We know ancient Greece, the civilization that shares the same name and gave us much that defines Western culture today. Yet, as financial crises have convulsed Greece repeatedly since 2010, worldwide coverage has revealed just how poorly we grasp the modern nation. This book sets out to understand the modern Greeks on their own terms.
The most impressive achievement of Beaton’s book is the way that he captures the full dimensions of Greece’s recent troubles by setting them in the context of the two centuries since the 1821-32 war of national independence ... Beaton sheds light on recurrent patterns of political conflict, social change and economic upheaval to which most non-Greek policymakers and commentators during the 2010-18 debt crisis were too busy or — less forgivably — too ignorant to pay attention ... judicious, well-researched and commendably up-to-date — deserves to be the standard general history of modern Greece in English for years to come.
... splendid ... Previous histories of modern Greece by C.M. Woodhouse, Richard Clogg and Thomas Gallant have gotten bogged down in this Balkan complexity, but Mr. Beaton’s biographical conceit keeps the narrative focused, lively and clear. His accounts of the Metaxas dictatorship (1936-41), the Axis occupation and subsequent civil war are both gripping and remarkably balanced. Historians have seen the rise of the Communist Party in Greece and its violent suppression, with the help of Britain and the U.S. under the Truman Doctrine, as the start of the Cold War. But Mr. Beaton allows that Greek communists were not a monolithic force under Stalin’s control. They were terrible, but they represented a more local struggle against fascism and monarchy.

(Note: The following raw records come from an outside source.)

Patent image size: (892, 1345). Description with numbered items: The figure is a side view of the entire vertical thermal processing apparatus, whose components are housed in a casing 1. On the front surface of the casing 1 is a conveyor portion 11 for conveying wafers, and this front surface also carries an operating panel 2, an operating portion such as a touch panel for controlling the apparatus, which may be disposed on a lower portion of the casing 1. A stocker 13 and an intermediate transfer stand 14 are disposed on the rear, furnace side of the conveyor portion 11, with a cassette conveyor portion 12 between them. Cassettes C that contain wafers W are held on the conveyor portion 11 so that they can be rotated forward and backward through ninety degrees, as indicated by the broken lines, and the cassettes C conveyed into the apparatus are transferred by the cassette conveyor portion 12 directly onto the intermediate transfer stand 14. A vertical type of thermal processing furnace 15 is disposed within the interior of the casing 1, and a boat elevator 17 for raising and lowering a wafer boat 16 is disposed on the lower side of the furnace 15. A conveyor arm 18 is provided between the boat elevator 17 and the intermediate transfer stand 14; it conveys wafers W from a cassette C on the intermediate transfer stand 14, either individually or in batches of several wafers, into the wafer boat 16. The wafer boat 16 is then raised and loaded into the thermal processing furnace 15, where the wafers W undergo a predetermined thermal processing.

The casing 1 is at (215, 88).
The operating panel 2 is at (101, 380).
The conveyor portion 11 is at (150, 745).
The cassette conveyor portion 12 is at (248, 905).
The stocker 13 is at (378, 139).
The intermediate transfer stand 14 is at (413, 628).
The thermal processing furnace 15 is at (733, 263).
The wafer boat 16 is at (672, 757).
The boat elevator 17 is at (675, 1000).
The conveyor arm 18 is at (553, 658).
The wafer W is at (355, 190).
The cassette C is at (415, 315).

Some of this story is familiar, but Beaton salts it with fascinating details which consistently surprise ... Beaton covers bitterly contested historical terrain with flair and an admirable lack of partisanship. He expertly navigates landmines surrounding the Greco-Turkish population exchange, the years of the Metaxas dictatorship and the bloodletting that occurred during the Axis occupation of 1941–4 and subsequent civil war. Beaton reminds his readers that the 1974 war in Cyprus was ‘started by the Greek junta’, even if the Turkish invasion of the north island is what most people remember ... Beaton is scrupulously fair on the most controversial episodes, including Greece’s painful recent headaches over Eurozone debt and austerity. He clearly loves Greece, with all its imperfections and flaws, and he is not afraid to expose them. At times, however, his sympathy for Greece leads to a lack of critical distance. While noting the frequent abuse of the past by Greek politicians, Beaton still takes the Greek national project largely at face value ... Because his aim is to explain how modern Greeks ‘have thought about themselves’, Beaton follows them in downplaying their country’s Ottoman heritage (something that is obvious to anyone who visits Greece today). He might well have asked why modern Greeks and Turks quarrel over whose ‘coffee’ it is and pretend they don’t greatly resemble each other, in spite of shared musical, culinary and social traditions ... Still, these are quibbles. Beaton’s history of modern Greece is a scholarly and elegant introduction to this beguiling country. Serious students of history should read it, and no visitor to Greece should leave home without it.